Damn, why can't I get [something] like the others?
Is it because I chose to do [something else] in the past?
Maybe if I did [another thing], the situation would be different.
I'm so f****d up now. Such a loser!
--
Sometimes, there are times when I can't help but overthink or have some negative thoughts. Usually it happens when I'm facing certain conditions that are exhausting and uncomfortable for me. I did think about solutions, but I bumped into many obstacles instead. It made my thoughts drift all over the place.
It's difficult to control my thoughts at that time. And the next thing is, I was already in a loop of toxic thoughts: comparing, regretting this and that, what if this, what if that, and so on, and repeat.
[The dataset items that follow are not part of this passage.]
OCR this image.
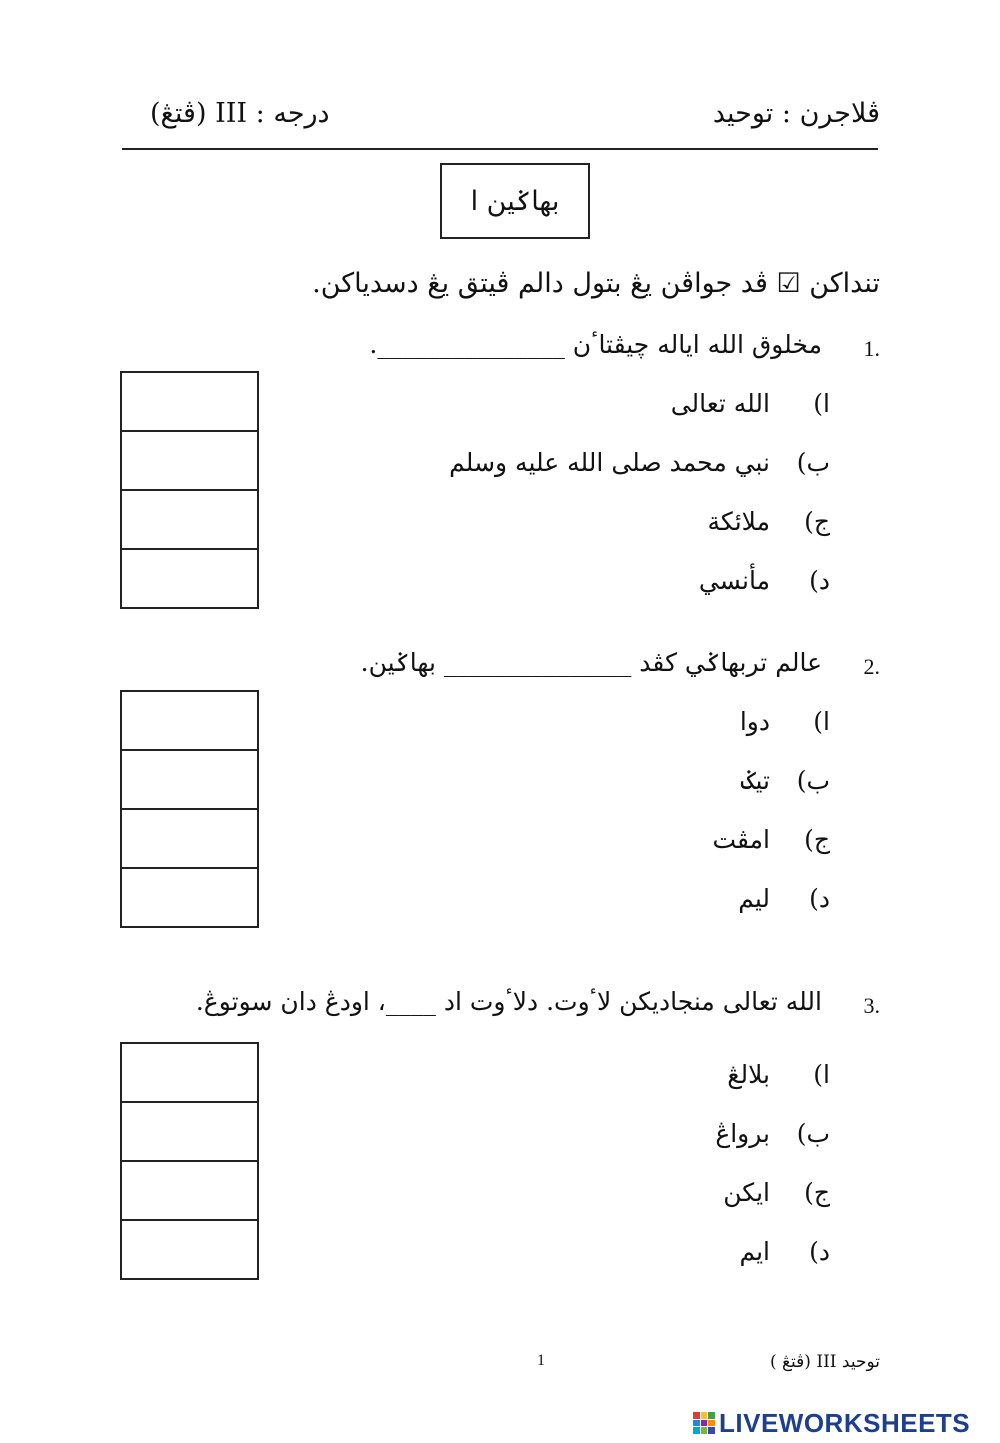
ڤلاجرن : توحيد
درجه : III (ڤتڠ)
بهاݢين ا
تنداكن ☑ ڤد جواڤن يڠ بتول دالم ڤيتق يڠ دسدياكن.
1.
مخلوق الله اياله چيڤتاٴن _______________.
ا)
الله تعالى
ب)
نبي محمد صلى الله عليه وسلم
ج)
ملائكة
د)
مأنسي
2.
عالم تربهاݢي كڤد _______________ بهاݢين.
ا)
دوا
ب)
تيݢ
ج)
امڤت
د)
ليم
3.
الله تعالى منجاديكن لاٴوت. دلاٴوت اد ____، اودڠ دان سوتوڠ.
ا)
بلالڠ
ب)
برواڠ
ج)
ايكن
د)
ايم
توحيد III (ڤتڠ )
1
LIVEWORKSHEETS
I know overthinking makes me even more tired and prone to depression. I've tried to stop it, but it keeps striking back. It's unhealthy, unproductive, and makes things worse. Having an overthinking mind is exhausting. Honestly, I'm tired of going around in circles in my own bitter mind.
At that time, I knew I should stop it immediately. Then I remember to do these steps:
Catch my breath
Take a deep breath, and exhale slowly. Focus on the air that enters my lungs, then release the heavy feeling as I exhale. Enjoy every breath I take. Repeat it until I feel more in control of myself. As time went on, my breathing became more regular. It's relieving.
Istighfar
It's a Muslim recitation for seeking forgiveness and mercy from Allah, as well as for getting strength from Him by saying "astaġfiru -llāh" in repeat. Usually, this word is also said when someone is controlling their emotions. It works for me too. After a while, my mind will gradually calm down.
Be grateful
Next, I have to believe in myself that my current situation is the best state for me. If in the past I had made a different choice, I wouldn't know about the result either: it could be better or could be worse. It's the same possibility.
What I need to do now is count all the things that I've received and be grateful. Everything that we get is a gift, no matter how small. And when we feel fulfilled and happy with it, it becomes a blessing. I realized then, maybe because I wasn't grateful enough, it made me unhappy.
"In daily life, we must see that it is not happiness that makes us grateful, but gratitude that makes us happy."
Brother David Steindl-Rast
Make peace with myself
Until this stage, the fog in my mind began to dissolve little by little. I started to think clearly. I apologized to myself for having poisoned my own mind. I have to be at peace with myself, appreciate whatever I've done, and be positive.
So think about something good. It will happen. Sooner or later.
Take a break
If I'm tired, that means I need to take a break. I need to stay away from those distracting and tiring thoughts for a while, by sleeping or chilling out, watching a movie or playing with my cat.
So it’s true what they said about cats can support our mental health. Wow.
Doing the necessary tasks one by one
After I calm down completely, I will return to doing what I should be doing one by one in my own time. There is no need to force myself; the important thing is to keep moving forward, be patient, and hope for the best.
--
Those are the stages I do when overthinking hits me. If you experience it, what do you do?